Kenapa Aremania? Sudah jelas pelarangan suporter memasuki atau upaya masuk ke lapangan pertandingan, pelemparan benda, bahkan merusak. Memasuki lapangan pertandingan tidak dibolehkan masih ditambah melakukan pelemparan dan merusak.

Lalu bagaimana dengan aparat keamanan? Tertulis di FIFA Stadium Safety and Security Regulations menyebutkan penggunaan gas air mata sebenarnya dilarang. Pasal 19 b) tertulis, ‘No firearms or “crowd control gas” shall be carried or used’. Artinya dilarang menggunakan senjata api atau gas untuk mengontrol kerumunan.

Aparat keamanan salah, walau Kapolda Jatim Irjen Nico Afinta menyebut suporter Arema FC merasa kecewa karena timnya kalah. Dan untuk melampiaskan kekecewaannya itu, suporter turun ke tengah lapangan dan berusaha mencari para pemain dan official Arema FC.

Seingga pengamanan melakukan upaya-upaya pencegahan dan melakukan pengalihan supaya mereka tidak masuk ke dalam lapangan mengincar para pemain. Dalam prosesnya itu, untuk melakukan upaya-upaya pencegahan sampai dilakukan penembakan gas air mata karena sudah anarkis, sudah menyerang petugas, dan merusak mobil.

Begitupun Panpel Arema FC. Panpel seakan tidak menggubris surat edaran dari kepolisian agar tidak mencetak tiket berlebih. Bayangkan tiket yang dijual berjumlah 45 ribu lembar, sementara kepolisian telah mengimbau agar tiket yang dijual sejumlah 25 ribu lembar.

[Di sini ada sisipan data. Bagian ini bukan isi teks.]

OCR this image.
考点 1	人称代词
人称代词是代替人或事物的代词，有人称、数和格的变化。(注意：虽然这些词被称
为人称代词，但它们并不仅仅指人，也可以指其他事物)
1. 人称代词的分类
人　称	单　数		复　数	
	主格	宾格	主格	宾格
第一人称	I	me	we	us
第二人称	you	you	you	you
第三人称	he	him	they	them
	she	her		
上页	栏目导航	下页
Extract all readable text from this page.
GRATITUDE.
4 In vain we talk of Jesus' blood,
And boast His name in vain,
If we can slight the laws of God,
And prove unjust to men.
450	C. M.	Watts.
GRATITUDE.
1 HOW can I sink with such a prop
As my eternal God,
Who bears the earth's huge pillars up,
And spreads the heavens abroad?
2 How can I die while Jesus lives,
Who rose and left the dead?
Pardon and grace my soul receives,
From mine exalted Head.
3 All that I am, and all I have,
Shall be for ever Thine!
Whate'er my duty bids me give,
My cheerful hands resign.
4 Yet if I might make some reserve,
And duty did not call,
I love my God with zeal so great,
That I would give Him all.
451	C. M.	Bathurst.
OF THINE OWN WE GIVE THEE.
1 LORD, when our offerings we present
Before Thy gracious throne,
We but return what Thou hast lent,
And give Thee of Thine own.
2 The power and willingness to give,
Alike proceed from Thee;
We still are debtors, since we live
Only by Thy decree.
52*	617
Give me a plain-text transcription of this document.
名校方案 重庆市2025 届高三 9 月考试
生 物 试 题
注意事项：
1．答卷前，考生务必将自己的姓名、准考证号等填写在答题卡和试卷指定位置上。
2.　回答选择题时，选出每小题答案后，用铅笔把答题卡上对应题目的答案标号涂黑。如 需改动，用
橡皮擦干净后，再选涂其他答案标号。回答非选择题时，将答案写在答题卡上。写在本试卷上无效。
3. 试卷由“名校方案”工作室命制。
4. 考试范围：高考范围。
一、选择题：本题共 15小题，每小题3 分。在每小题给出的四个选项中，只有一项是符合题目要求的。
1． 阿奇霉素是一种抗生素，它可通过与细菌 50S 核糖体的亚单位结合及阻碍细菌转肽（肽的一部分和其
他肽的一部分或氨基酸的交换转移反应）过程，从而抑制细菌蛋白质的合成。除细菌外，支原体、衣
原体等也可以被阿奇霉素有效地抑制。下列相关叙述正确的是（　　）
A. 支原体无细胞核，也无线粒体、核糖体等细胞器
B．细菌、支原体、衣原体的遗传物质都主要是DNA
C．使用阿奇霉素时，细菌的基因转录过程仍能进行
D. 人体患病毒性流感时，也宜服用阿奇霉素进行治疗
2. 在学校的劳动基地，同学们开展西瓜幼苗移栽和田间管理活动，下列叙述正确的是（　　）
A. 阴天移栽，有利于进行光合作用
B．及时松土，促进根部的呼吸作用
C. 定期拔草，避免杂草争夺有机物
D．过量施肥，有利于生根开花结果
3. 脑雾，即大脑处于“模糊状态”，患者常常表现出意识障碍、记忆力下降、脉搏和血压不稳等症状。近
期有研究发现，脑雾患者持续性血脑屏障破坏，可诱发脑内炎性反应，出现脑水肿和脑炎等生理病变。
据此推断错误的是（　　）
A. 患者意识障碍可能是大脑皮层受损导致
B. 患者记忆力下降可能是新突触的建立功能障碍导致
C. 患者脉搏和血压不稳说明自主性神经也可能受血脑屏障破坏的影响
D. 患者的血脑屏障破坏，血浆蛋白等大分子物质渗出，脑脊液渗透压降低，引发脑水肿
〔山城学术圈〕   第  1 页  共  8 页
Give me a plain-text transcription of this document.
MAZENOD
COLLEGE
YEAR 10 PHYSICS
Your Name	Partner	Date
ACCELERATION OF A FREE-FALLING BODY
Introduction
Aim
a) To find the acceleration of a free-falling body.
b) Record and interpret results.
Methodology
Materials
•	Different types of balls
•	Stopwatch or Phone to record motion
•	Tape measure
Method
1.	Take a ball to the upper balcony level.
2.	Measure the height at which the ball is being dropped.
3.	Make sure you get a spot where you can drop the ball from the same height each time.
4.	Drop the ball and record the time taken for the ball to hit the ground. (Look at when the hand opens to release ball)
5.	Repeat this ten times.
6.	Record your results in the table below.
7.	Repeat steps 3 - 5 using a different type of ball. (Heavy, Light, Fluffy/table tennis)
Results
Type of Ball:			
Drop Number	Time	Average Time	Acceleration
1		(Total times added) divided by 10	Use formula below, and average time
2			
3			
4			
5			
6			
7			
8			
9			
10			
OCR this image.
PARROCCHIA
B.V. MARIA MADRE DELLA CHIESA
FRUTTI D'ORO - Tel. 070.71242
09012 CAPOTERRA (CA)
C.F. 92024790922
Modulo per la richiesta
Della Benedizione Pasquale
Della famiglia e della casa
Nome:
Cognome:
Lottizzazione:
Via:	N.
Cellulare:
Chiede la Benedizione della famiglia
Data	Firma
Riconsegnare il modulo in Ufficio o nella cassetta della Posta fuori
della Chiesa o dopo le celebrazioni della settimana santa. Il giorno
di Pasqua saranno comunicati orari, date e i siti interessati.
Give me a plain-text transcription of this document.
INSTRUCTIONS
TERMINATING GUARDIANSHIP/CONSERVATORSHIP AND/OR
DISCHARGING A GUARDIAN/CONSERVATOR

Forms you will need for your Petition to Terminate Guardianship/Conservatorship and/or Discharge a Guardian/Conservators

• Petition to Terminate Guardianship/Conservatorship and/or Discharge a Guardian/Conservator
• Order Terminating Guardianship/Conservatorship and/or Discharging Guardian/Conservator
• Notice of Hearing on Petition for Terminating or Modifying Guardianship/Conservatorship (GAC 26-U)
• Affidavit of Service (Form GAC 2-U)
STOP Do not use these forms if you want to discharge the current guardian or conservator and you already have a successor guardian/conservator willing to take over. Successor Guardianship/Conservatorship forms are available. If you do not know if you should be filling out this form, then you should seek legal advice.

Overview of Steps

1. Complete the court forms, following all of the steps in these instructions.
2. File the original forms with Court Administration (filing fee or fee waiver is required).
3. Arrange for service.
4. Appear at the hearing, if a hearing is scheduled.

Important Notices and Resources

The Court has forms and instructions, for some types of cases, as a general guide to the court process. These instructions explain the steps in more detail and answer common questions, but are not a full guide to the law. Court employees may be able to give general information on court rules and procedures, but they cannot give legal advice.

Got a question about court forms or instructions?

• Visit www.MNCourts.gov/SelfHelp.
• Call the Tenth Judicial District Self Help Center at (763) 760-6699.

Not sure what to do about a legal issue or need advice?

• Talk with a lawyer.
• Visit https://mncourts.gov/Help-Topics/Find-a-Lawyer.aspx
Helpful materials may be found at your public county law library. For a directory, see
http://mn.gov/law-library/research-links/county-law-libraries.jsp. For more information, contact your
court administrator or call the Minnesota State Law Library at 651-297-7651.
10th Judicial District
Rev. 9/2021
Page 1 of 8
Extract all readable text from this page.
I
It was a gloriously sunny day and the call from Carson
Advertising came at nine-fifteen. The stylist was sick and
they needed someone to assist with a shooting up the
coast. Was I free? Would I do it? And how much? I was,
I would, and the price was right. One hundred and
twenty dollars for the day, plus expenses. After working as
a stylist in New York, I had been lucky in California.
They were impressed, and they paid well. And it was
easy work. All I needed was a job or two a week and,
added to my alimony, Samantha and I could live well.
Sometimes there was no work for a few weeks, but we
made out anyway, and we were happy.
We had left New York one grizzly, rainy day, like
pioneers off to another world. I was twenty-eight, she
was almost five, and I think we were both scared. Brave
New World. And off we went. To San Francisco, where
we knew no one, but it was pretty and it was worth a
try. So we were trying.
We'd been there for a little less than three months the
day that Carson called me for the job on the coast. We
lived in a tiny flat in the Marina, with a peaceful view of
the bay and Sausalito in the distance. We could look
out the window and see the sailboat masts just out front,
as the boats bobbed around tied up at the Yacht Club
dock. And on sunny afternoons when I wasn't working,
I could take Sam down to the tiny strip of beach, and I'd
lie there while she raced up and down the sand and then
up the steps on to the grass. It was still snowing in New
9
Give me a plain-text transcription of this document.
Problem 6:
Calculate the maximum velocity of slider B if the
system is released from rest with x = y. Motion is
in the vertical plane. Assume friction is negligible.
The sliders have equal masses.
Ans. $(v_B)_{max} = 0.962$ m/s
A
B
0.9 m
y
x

Ditambah permohonan perubahan jadwal pertandingan dari pihak Kepolisian, dari pukul 20.00 WIB ke pukul 15.30 WIB diabaikan oleh Panpel. Padahal perubahan jadwal di pertandingan krusial itu dilakukan demi keamanan. Polisi akan mudah melakukan pengamanan di siang hari di banding malam.

Tapi panpel juga terikat dengan TV pemegang hak siar yang sudah pasti lebih memburu rating daripada keamanan sebuah pertandingan, utamanya suporter.

Disinilah Liga dan PSSI turut disalahkan. Mereka Bersama TV pemegang hak siar hanya sibuk berburu cuan. Terlepas dari kontradiktif rivalitas antarsuporter. Mereka tidak pernah perduli dengan psikologi suporter kita.

Bicara suporter, posisinya sangat sentral. Dia memiliki peran penting dalam laga sepakbola. Keberadaanya bisa menambah motivasi dan semangat pemain saat laga. Namun bisa membuat pemain, klub, bahkan negara merugi, jika fanatisme tidak bisa dikendalikan.

Sudah menjadi rahasia umum para suporter sepakbola Indonesia yang kecewa timnya kalah terkadang membuat rusuh, melempar bom molotov, hingga polisi anti huru hara pun selalu hadir di banyak pertandingan.

Kekerasan di pertandingan sepakbola telah lama menjadi masalah bagi Indonesia. Bak tradisi, karena kerusuhan suporter seolah menjadi hal biasa di tengah persaingan tim-tim besar.

Begitupun aparat keamanan, di tengah ketidakdewasaan suporter seringkali melakukan kebrutalan untuk menertibkan. Demi menjaga kerumunan, sering dengan memukul, menendang, bahkan kali ini menggunakan gas air mata.

Saat seperti ini haram mencari pembenaran sendiri-sendiri. Semua salah! Aparat salah menembakkan gas air mata, suporter juga salah masuk ke lapangan dan membuat keributan, jam penayangan juga salah karena TV pemegang hak siar hanya memburu rating, panpel apa lagi tambah salah, PSSI salah.

Akui saja, ada salah kelola dalam sepakbola Indonesia. Sekali lagi, jangan hanya memikirkan cuan….cuan…..dan…. cuan!!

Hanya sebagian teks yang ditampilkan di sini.